II. Die Beschwerde war nach § 63 MVG.EKD nicht zur Entscheidung anzunehmen, weil hierfür kein Grund gegeben ist.
1. Die Entscheidung über die Statthaftigkeit und die Zulässigkeit sowie das Verfahren der Beschwerde richtet sich nach § 63 MVG.EKD i.V.m. § 1 MVG.EKiR (KABl. 2005 S. 142).
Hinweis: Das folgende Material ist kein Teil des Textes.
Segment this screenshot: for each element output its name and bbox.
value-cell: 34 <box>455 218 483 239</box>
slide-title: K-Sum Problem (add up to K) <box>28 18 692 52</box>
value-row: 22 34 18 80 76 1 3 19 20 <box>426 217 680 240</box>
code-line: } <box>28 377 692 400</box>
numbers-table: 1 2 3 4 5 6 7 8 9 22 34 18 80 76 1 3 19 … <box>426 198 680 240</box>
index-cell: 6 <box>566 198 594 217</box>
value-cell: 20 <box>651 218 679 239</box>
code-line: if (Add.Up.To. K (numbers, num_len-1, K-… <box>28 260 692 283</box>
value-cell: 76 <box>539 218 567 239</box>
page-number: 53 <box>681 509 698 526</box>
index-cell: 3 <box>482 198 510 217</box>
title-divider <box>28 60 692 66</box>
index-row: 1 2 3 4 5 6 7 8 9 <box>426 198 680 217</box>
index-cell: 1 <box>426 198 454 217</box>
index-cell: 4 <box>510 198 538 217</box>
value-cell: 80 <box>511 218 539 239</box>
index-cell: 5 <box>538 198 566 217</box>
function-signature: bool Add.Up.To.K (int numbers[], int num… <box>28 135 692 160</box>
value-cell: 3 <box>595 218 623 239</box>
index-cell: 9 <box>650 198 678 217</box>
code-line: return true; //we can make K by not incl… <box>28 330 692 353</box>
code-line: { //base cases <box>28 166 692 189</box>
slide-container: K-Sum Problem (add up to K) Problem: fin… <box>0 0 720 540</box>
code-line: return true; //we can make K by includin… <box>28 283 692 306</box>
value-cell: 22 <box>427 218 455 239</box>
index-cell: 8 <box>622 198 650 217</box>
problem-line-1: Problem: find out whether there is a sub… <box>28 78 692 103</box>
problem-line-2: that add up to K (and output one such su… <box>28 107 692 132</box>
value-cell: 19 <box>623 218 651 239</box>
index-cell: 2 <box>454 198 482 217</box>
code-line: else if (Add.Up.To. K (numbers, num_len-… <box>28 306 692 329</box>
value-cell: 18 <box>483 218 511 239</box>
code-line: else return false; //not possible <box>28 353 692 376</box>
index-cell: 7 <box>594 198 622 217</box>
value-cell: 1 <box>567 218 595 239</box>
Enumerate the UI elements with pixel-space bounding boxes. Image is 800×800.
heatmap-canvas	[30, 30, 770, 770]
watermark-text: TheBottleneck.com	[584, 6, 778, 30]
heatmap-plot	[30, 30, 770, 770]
2. Nach § 63 Abs. 2 Satz 1 MVG.EKD bedarf die Beschwerde gegen Beschlüsse der Kirchengerichte der Annahme durch den Kirchengerichtshof der EKD. Sie ist nach § 63 Abs. 2 Satz 2 MVG.EKD anzunehmen, wenn 1. ernstliche Zweifel an der Richtigkeit des Beschlusses bestehen, 2. die Rechtsfrage grundsätzliche Bedeutung hat, 3. der Beschluss von einer Entscheidung des Kirchengerichtshofes der Evangelischen Kirche in Deutschland, einer Entscheidung eines obersten Landesgerichts oder eines Bundesgerichts abweicht und auf dieser Abweichung beruht oder 4. ein Verfahrensmangel geltend gemacht wird und vorliegt, auf dem der Beschluss beruhen kann.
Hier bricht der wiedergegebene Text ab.